Management Response Language
After receiving a draft finding, management writes a formal response. The standard structure is:
- Acceptance or partial acceptance: “Management accepts this finding.” / “Management partially accepts this finding; however, we note that…”
- Remediation action: The specific steps management will take
- Responsible owner: The named individual responsible for remediation
- Target completion date: A specific date, not “as soon as possible”
As an auditor reviewing management responses, look for responses that:
- Directly address the root cause (not just the symptom)
- Contain a specific, testable remediation action
- Have a realistic but timely completion date
Example Audit Finding Sentences
- “Testing of 30 change requests selected from the audit period identified four instances where code was promoted to the production environment by the same individual who developed the change, representing a segregation of duties failure in the change management process.”

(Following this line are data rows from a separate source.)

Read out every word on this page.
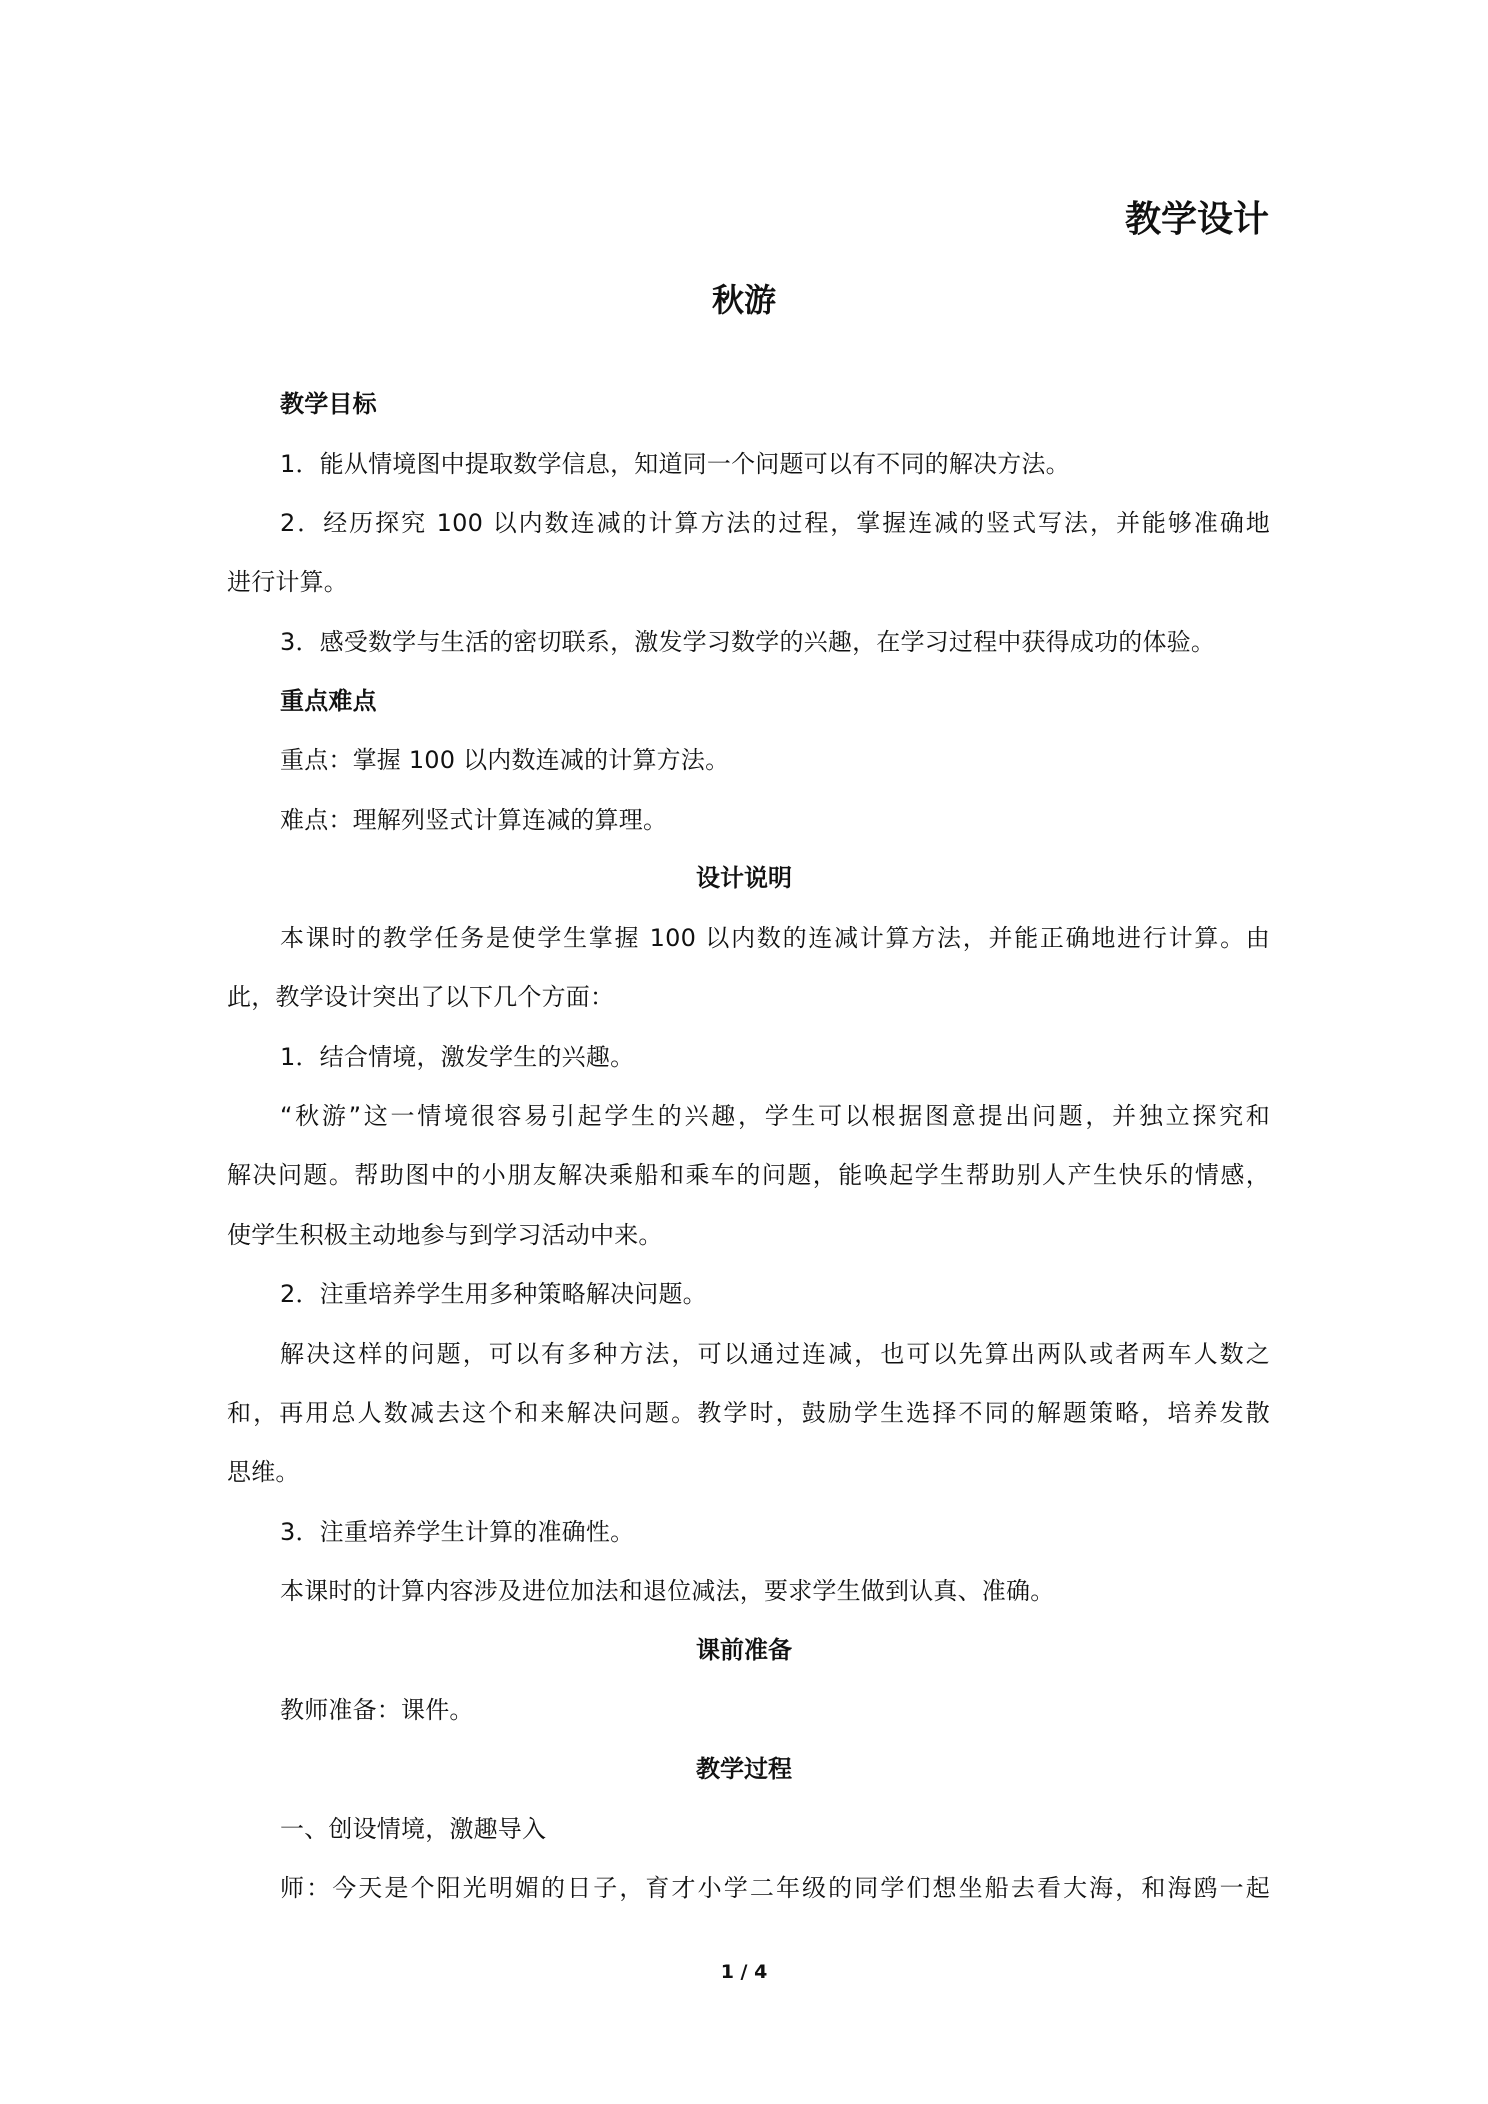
教学设计
秋游

教学目标

1．能从情境图中提取数学信息，知道同一个问题可以有不同的解决方法。

2．经历探究 100 以内数连减的计算方法的过程，掌握连减的竖式写法，并能够准确地

进行计算。

3．感受数学与生活的密切联系，激发学习数学的兴趣，在学习过程中获得成功的体验。

重点难点

重点：掌握 100 以内数连减的计算方法。

难点：理解列竖式计算连减的算理。

设计说明

本课时的教学任务是使学生掌握 100 以内数的连减计算方法，并能正确地进行计算。由

此，教学设计突出了以下几个方面：

1．结合情境，激发学生的兴趣。

“秋游”这一情境很容易引起学生的兴趣，学生可以根据图意提出问题，并独立探究和

解决问题。帮助图中的小朋友解决乘船和乘车的问题，能唤起学生帮助别人产生快乐的情感，

使学生积极主动地参与到学习活动中来。

2．注重培养学生用多种策略解决问题。

解决这样的问题，可以有多种方法，可以通过连减，也可以先算出两队或者两车人数之

和，再用总人数减去这个和来解决问题。教学时，鼓励学生选择不同的解题策略，培养发散

思维。

3．注重培养学生计算的准确性。

本课时的计算内容涉及进位加法和退位减法，要求学生做到认真、准确。

课前准备

教师准备：课件。

教学过程

一、创设情境，激趣导入

师：今天是个阳光明媚的日子，育才小学二年级的同学们想坐船去看大海，和海鸥一起

1 / 4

- “The criteria for this finding is the organisation’s Change Management Policy (Section 3.1), which requires that all production deployments be approved by an individual with no development access to the code being deployed.”
- “The root cause of this finding is the absence of a technical control in the deployment pipeline that would prevent a developer from self-approving their own deployment requests.”
- “Management has accepted this finding and will implement a mandatory second-approver requirement in the CI/CD pipeline by 30 June, with the infrastructure engineering team responsible for the configuration change.”
- “This finding is rated Medium; while no evidence of unauthorised changes was identified during the audit period, the absence of preventive controls creates a risk of undetected manipulation of financial reporting data in future periods.”
Common Language Errors in Audit Findings
Passive voice overuse: The passive voice is appropriate for describing evidence (“No exceptions were identified”) but should not obscure the finding. “Controls were not operating effectively” — says what happened, but not who owns it. Add the owner: “The IT risk team’s controls for…”
Vague quantification: Avoid “several,” “a number of,” “some.” Always use exact counts: “3 of 25 items tested” or “12 accounts.” Exact numbers make findings harder to dispute and easier to track at remediation.
Conflating condition and cause: A common error is stating the cause in the condition element: “Due to the absence of a monitoring tool, the batch job failures were not detected.” The condition is “batch job failures were not detected.” The cause is “the absence of a monitoring tool.”